Is it so wrong that he wants to spend time with his kids?
BM is constantly trying to fill up the kids time when it's our time. DH has been putting a stop to it but what she does now is tries to make plans through the kids. For instance, SS called him last night and says one of his friends was in the middle of a move and asked if SS could dog sit at their house while they are moving. What??? This makes zero sense. He could hear BM in the background coaching him. DH said "we'll bud, you already have a birthday party that day and we have to run around and get a gift, food for your lizard and you need to take care of your own pets, but how about this: why don't they drop the dog off to us and you can dog sit here" there was a pause (mom telling him what to say) then he says "well I kind of want to go there?" DH said "let's talk about it tomorrow when I pick you up" so mom isn't there coaching him.

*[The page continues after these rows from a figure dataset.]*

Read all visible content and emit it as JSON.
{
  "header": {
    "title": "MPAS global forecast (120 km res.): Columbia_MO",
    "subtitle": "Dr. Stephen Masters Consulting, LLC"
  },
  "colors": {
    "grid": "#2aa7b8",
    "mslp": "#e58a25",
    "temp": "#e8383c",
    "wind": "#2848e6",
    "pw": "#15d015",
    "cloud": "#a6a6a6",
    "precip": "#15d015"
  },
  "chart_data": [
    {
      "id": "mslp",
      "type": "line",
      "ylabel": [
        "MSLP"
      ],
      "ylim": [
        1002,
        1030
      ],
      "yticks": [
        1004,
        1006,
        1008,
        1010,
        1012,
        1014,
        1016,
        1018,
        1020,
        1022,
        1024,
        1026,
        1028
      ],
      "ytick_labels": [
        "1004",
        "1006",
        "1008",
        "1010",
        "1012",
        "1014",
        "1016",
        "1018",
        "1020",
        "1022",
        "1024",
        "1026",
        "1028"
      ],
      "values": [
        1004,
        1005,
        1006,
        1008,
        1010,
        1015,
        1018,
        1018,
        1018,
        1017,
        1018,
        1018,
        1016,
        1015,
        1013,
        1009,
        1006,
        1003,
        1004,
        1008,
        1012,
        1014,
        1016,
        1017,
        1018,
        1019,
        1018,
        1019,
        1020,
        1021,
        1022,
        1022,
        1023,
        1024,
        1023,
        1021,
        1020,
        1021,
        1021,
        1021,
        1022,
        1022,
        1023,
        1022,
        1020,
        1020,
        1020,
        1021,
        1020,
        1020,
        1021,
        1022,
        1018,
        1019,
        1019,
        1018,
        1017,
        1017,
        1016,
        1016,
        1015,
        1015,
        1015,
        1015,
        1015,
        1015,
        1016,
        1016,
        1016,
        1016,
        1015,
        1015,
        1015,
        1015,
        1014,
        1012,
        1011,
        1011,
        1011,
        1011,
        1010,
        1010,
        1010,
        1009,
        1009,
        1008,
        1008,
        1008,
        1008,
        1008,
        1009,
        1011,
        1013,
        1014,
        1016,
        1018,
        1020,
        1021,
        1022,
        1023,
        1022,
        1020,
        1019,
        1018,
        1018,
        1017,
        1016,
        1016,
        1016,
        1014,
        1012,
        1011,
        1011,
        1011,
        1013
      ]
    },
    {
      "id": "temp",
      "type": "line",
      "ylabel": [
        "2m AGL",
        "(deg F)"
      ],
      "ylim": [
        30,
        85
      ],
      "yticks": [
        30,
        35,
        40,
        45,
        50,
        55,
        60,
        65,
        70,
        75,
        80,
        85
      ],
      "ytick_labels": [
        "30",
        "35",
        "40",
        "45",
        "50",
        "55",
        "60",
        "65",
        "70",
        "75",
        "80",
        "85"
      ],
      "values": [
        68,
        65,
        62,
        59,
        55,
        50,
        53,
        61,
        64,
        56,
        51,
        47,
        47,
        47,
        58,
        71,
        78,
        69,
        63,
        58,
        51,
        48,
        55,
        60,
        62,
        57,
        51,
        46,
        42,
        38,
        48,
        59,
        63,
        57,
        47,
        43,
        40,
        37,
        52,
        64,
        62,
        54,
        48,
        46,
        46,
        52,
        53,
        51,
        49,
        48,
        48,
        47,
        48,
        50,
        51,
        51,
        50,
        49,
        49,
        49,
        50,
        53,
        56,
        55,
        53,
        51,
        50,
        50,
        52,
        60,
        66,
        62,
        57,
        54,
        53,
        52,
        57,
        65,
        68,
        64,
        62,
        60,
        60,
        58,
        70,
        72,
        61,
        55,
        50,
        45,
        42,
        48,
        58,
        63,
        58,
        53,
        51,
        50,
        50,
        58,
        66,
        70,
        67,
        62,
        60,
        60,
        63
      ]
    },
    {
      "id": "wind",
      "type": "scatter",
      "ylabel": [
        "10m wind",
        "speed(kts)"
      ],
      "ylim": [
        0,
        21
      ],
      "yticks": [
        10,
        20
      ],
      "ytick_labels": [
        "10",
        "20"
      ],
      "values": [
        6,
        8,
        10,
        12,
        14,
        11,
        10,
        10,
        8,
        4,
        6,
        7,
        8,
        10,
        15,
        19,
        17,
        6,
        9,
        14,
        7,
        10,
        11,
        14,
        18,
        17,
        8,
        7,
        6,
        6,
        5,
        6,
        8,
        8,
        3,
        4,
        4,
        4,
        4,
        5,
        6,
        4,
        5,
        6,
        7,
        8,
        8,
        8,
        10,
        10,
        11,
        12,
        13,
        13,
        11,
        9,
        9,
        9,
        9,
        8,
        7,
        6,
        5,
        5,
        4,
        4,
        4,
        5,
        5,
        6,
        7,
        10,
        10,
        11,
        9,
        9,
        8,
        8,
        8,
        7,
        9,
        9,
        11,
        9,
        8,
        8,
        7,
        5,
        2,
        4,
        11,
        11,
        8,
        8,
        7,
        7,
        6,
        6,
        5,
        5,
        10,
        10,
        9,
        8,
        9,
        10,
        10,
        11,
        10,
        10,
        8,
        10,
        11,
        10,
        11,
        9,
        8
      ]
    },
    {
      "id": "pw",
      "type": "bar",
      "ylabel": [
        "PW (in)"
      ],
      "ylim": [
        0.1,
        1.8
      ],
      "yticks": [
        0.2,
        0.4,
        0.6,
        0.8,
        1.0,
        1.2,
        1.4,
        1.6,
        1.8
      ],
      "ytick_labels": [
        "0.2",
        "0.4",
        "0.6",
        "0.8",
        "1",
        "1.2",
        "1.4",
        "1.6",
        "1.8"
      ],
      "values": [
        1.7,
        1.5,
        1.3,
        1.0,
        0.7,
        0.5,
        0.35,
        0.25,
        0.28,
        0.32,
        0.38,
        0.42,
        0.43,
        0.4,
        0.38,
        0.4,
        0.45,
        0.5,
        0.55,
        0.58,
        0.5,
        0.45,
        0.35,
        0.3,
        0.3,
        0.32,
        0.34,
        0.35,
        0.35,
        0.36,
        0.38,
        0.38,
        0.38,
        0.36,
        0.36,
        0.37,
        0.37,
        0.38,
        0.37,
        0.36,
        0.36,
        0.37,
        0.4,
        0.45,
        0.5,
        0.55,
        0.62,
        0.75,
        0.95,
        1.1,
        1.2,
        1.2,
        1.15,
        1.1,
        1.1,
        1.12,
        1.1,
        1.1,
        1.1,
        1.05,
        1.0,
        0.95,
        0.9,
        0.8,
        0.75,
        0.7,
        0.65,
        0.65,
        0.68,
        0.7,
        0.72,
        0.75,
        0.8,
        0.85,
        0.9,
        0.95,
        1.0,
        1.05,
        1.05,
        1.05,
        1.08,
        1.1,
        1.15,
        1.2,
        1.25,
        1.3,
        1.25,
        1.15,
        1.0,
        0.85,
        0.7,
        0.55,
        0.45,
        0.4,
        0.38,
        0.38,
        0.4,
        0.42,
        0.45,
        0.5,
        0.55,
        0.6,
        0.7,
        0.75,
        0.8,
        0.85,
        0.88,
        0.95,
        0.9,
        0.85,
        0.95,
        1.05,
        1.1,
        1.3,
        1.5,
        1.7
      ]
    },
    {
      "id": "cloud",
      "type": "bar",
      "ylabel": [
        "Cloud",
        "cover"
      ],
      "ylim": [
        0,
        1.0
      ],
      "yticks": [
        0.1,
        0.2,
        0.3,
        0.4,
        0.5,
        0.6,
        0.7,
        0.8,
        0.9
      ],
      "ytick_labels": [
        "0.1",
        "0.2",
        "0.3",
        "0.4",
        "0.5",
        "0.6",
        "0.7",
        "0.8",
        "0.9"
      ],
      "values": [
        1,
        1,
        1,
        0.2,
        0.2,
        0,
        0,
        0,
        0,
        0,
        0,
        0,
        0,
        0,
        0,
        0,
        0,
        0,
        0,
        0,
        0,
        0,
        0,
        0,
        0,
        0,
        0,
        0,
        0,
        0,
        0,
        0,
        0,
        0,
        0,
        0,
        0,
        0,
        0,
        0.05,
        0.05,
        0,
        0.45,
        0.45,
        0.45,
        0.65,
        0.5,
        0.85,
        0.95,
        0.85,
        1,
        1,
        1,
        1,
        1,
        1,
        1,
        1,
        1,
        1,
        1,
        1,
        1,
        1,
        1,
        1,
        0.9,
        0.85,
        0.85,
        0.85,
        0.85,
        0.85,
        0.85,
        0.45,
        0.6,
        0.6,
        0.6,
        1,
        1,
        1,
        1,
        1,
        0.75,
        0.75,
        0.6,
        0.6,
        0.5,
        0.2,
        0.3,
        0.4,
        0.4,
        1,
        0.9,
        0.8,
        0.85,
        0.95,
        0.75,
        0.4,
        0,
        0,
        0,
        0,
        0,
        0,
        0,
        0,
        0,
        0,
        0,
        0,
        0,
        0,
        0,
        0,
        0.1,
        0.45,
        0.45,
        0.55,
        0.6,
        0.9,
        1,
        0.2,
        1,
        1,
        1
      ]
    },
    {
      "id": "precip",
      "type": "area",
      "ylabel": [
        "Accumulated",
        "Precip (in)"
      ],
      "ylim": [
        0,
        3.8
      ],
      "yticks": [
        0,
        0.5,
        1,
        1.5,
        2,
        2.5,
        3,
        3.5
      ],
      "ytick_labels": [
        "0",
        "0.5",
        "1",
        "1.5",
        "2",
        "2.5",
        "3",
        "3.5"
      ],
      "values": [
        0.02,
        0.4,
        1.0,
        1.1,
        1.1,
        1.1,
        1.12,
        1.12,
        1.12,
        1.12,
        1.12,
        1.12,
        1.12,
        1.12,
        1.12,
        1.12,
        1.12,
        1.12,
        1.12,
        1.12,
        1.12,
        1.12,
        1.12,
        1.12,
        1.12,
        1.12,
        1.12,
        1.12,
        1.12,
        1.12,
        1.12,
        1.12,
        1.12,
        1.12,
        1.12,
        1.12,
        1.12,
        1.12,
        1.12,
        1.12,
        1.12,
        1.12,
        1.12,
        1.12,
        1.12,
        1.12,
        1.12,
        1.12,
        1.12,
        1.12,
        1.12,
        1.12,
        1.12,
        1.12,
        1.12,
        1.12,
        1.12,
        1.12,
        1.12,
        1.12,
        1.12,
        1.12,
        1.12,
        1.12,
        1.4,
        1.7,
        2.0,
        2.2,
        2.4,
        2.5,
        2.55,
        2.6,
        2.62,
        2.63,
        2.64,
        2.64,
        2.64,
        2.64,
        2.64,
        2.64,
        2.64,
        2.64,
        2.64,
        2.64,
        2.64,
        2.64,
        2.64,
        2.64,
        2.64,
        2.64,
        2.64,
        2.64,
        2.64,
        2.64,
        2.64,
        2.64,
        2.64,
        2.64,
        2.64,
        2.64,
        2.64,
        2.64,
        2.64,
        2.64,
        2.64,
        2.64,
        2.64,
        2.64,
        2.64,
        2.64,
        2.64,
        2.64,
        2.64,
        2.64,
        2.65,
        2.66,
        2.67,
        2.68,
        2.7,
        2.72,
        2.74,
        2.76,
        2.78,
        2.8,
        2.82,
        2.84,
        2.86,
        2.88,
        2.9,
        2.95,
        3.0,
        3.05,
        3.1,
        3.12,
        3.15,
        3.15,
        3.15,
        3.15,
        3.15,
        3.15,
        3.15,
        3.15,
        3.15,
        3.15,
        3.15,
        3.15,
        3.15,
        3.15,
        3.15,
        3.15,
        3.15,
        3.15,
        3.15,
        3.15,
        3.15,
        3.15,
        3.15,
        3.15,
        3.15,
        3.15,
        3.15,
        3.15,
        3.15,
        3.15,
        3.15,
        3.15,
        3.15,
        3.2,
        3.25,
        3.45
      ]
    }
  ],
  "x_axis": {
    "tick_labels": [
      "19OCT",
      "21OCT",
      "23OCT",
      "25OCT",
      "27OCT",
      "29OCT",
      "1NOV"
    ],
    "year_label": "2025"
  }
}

Thid is ridiculous. We have no time with these kids. I get they need to have friends and do things as well but every weekend we have them they have stuff mom sets up for them from the morning until the night. We are SO sick of it! Then she gets the kids involved and puts them in the middle so we have th either go along with this craziness or say no.
I have ZERO issues like this with my ex! Why is it constantly something with her? Literally every single day it's something.
why can't she just go get a life?
So DH just wants to freaking say no. They have responsibilities here that they are not doing because they are constantly doing other things. He put his foot down with the sports nonstop so now she's going to try to get them to do dog sitting ect... what can we do? Just constantly say no to stepsons? She is a complete maniac.